While major automakers produced ventilator production during the COVID-19 pandemic, the spirit of vital aid is supported by luxury and performance carmakers as well. Here are the stories with high-octane inspiration.
Jaguar Land Rover staffers in the U.K. prepare to deploy a fleet of Land Rover Defenders to be used by the British Red Cross and National Health Service.
Defenders on the Front Line The long-anticipated new iteration of Land Rover’s Defender has fascinated purist off-roaders, and now there’s an even more compelling reason to fall for this SUV: Parent company Jaguar Land Rover has deployed a global fleet of over 160 vehicles (including 27 Defenders) to emergency response organizations for front-line support. The vehicles are now employed by agencies such as the British Red Cross and National Health Service, as well as the Red Cross in Australia, continental Europe and Africa. And the plan is to deploy even more rugged vehicles over the course of the crisis. “Thanks to Land Rover’s generous support, our emergency response teams… will be able to reach even more people living in isolated communities than we could alone,” says Simon Lewis, head of crisis response for the British Red Cross. It’s only fitting some of the first people to drive this new SUV will be putting it to undeniably good use.
American Hustle Ford (ford.com) and General Motors are dedicating serious assembly line resources to produce both simplified and high-level ventilators for hospitals treating patients with COVID-19. GM is manufacturing more complicated ventilators on behalf of Ventec Life Systems, ramping up to an expected volume of 10,000 powered ventilators per month. Ford was in early on efforts to make masks and hoods for healthcare workers, and is now also producing simplified ventilators for General Electric that do not require electricity. Paid volunteer workers at Ford’s component factories in Ypsilanti, Mich., are working around-the-clock to achieve a volume of 30,000 per month. “Our decision to select Ford was based specifically on speed and our ability to increase capacity as fast as we could,” says Tom Westrick, vice president and chief quality officer for GE’s healthcare division.
Porsche has donated $1 million to United Way.
Porsche: Global and Local Of course carmaker Porsche Cars North America is enabling new levels of customer and retailer support via expanding online retail options, extending customer lease payments, and offering home pickup and drop-off, among other strategies. In addition, Porsche’s AG corporate donations to charities addressing the needs of people impacted by the virus have expanded to $5 million. “In these times of crisis, we are painfully aware that many food banks receive hardly any food donations,” says Porsche AG CEO Oliver Blume. “That is why we are doubling our donations to them, so that people can continue to be supplied with food.” Porsche Cars North America doubled another donation when it matched a $500,000 winning bid on a 911 Speedster—the last-ever 991 generation to enter and pass down the serial production line—during a charitable auction hosted by RM Sotheby’s in late April. A total of $1 million will be donated to United Way to aid its COVID-19 relief work in the U.S.

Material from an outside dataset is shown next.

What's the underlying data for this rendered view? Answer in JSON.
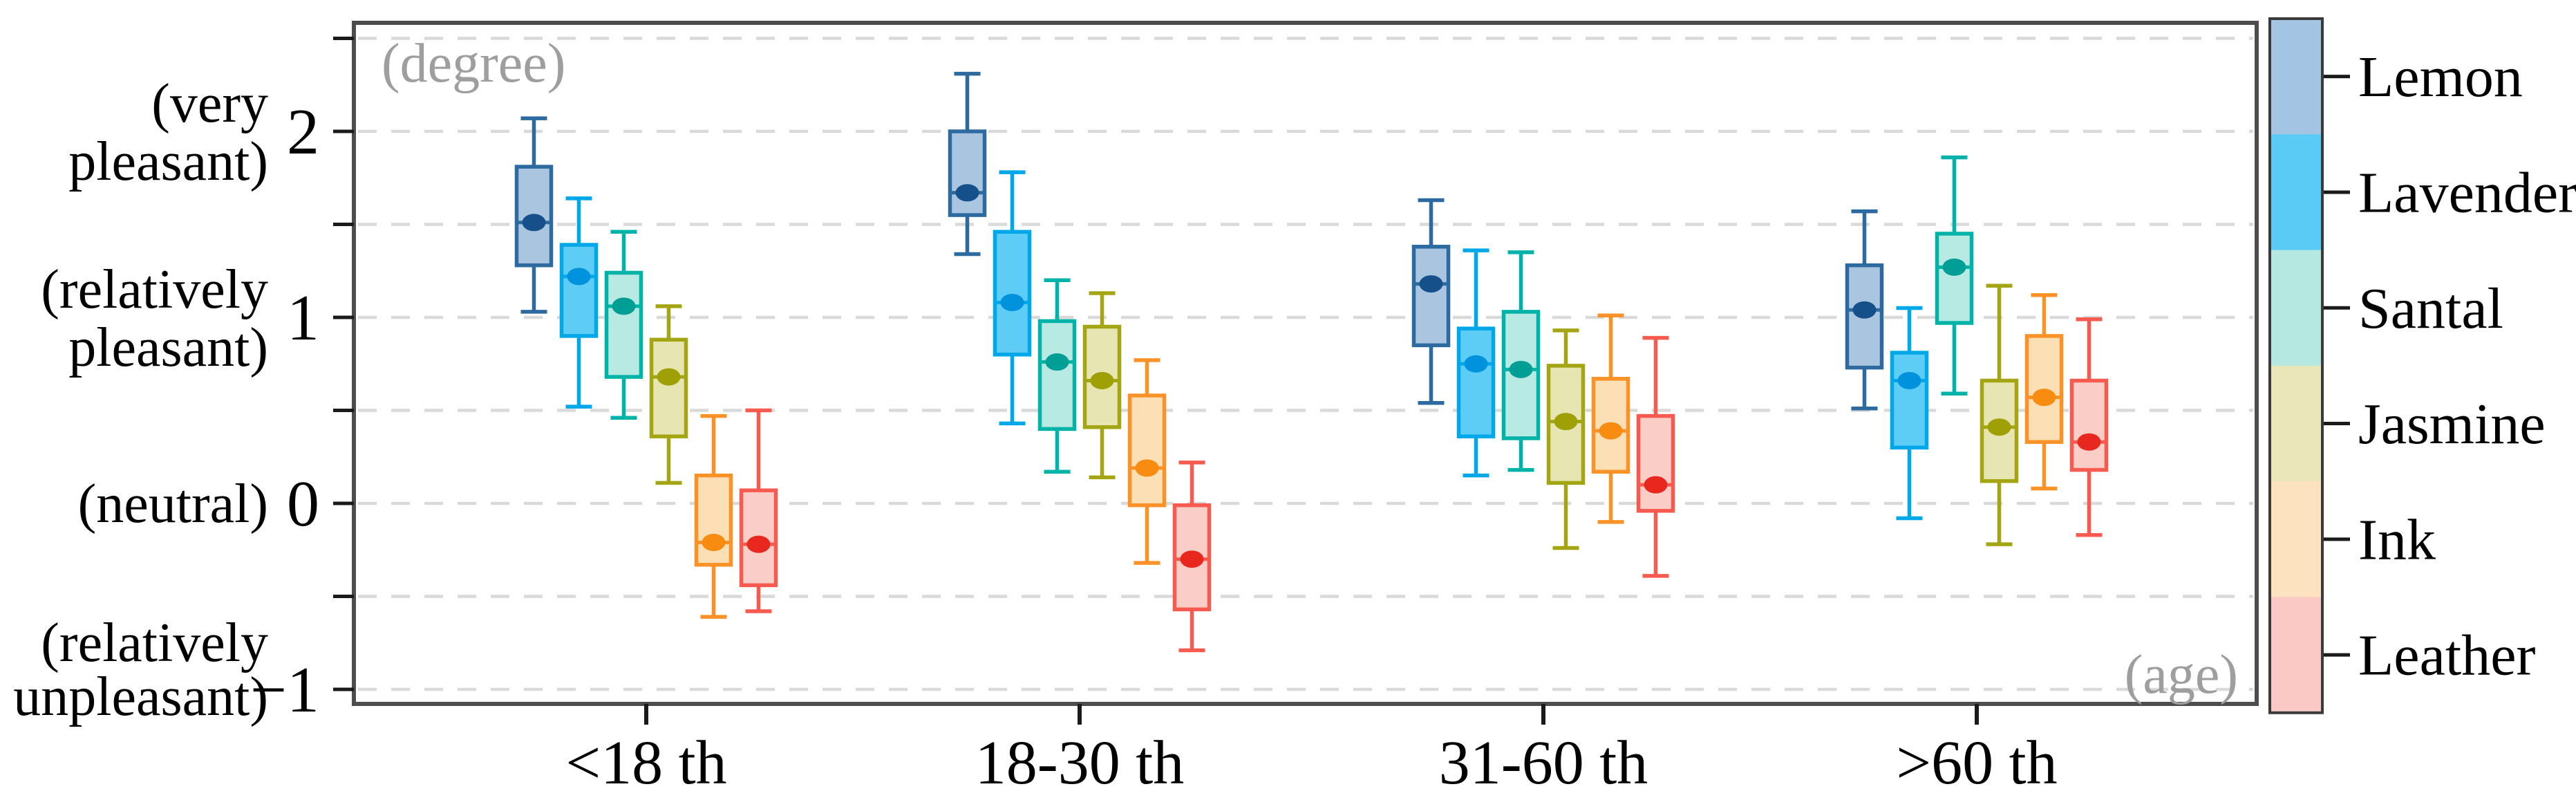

R&D staff at Lamborghini are busy making Plexiglas medical shields, while upholstery workers have pivoted to surgical mask production.
Light From Lamborghini The artisans and technicians at Lamborghini’s Sant’Agata Bolognese factory in Italy who typically spend their days crafting fine leather interiors and upholstery and conducting design R&D are now producing surgical masks and Plexiglas shields for healthcare workers—at a rate of 1,000 masks and 200 shields per day. “During this emergency,” says Lamborghini chairman and CEO Stefano Domenicali, “we feel the need to make a concrete contribution. We will win this battle together by working in union, supporting those who are at the forefront of fighting this pandemic every day.”